The hubs hold the pattern together
Filter the map to flows involving Penn Station, Times Square, Grand Central, Atlantic Av-Barclays, and Fulton Street, and the abstraction becomes more legible. These complexes are not merely busy destinations; they are routing machinery.
They concentrate the city's movement into places where line choice, transfers, and job geography meet. The bars below prove the same structure numerically.
The tide
The hour-of-day distribution is the cleanest visible signature of the morning-evening tidal pattern that defines the system's rhythm:
The morning peak around 8 AM (~21,735,742.088 estimated riders/hour at the busiest), the evening peak from 5–7 PM (~23,552,707.493), and the pre-dawn trough at 3–5 AM (~441,448.22 — orders of magnitude lower) tell you what every New Yorker already knows experientially: this is fundamentally a commuter system. The off-peak ridership is real and growing, but the system's load-bearing function is moving people from residential boroughs to Manhattan business districts in the morning and back out at night.
Where they board
estimated average daily ridership
Top origin station complexes
- Times Sq-42 St (N,Q,R,W,S,1,2,3,7)/42 St (A,C,E) 8.6M
- Grand Central-42 St (S,4,5,6,7) 6.9M
- 34 St-Herald Sq (B,D,F,M,N,Q,R,W) 4.7M
- 14 St-Union Sq (L,N,Q,R,W,4,5,6) 4.3M
- Fulton St (A,C,J,Z,2,3,4,5) 3.9M
- 34 St-Penn Station (A,C,E) 3.7M
- 34 St-Penn Station (1,2,3) 3.3M
- 59 St-Columbus Circle (A,B,C,D,1) 3.1M
- Flushing-Main St (7) 2.7M
- Chambers St (A,C)/WTC (E)/Park Pl (2,3)/Cortlandt (R,W) 2.7M
- 74-Broadway (7)/Jackson Hts-Roosevelt Av (E,F,M,R) 2.6M
- 47-50 Sts-Rockefeller Ctr (B,D,F,M) 2.6M
The top origin stations are where commuters live (or transfer through on their way in from further out). The top destination stations are where commuters work. Plotted side by side, the asymmetry is the asymmetry of NYC's labor geography:
estimated average daily ridership
Top destination station complexes
- Times Sq-42 St (N,Q,R,W,S,1,2,3,7)/42 St (A,C,E) 8.5M
- Grand Central-42 St (S,4,5,6,7) 6.8M
- 34 St-Herald Sq (B,D,F,M,N,Q,R,W) 4.8M
- 14 St-Union Sq (L,N,Q,R,W,4,5,6) 4.6M
- Fulton St (A,C,J,Z,2,3,4,5) 4.0M
- 34 St-Penn Station (A,C,E) 3.5M
- 59 St-Columbus Circle (A,B,C,D,1) 3.3M
- 34 St-Penn Station (1,2,3) 3.1M
- 47-50 Sts-Rockefeller Ctr (B,D,F,M) 2.8M
- Chambers St (A,C)/WTC (E)/Park Pl (2,3)/Cortlandt (R,W) 2.7M
- Lexington Av-53 St (E,M)/51 St (6) 2.7M
- Bryant Pk (B,D,F,M)/5 Av (7) 2.6M
The names of these complexes — Times Sq-42 St, Union Sq, Grand Central, Penn Station — are the daily commuter geography of NYC. The same pattern would have looked very different even five years ago, before the MTA's algorithmic O-D reconstruction made the asymmetry measurable. Pre-2024, "where do my riders go?" was a survey question. Now it's a SoQL query.

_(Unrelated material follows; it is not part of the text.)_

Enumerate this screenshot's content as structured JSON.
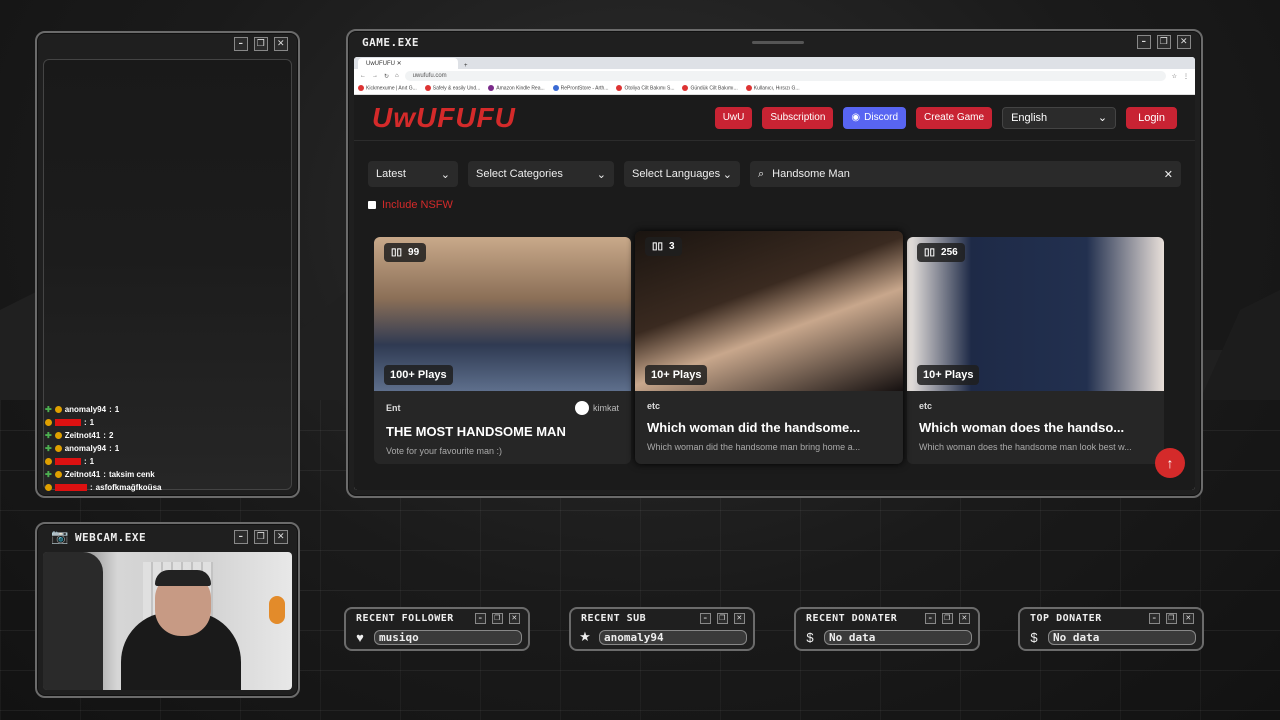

What the algorithm gets wrong
The destination data is an estimate, not a measurement, and it has predictable failure modes. Riders who don't make a return trip within the inference window — visitors, occasional travelers, anyone who took a one-way trip and used a different mode to come back — fall back to population-statistical averages. This means low-frequency riders are systematically less well-represented in destination data than commuters. Late-night and weekend trips are estimated less accurately than weekday commute hours. None of which makes the dataset useless — it makes it the cleanest version of an estimate that was previously unavailable in any form at all.
That uncertainty is why the visual story moves from animated flows back to bars and rankings. The map shows the structure; the charts pin it down with the aggregates the agency publishes. Together, they describe a city that breathes with the workday at a resolution we couldn't see two years ago.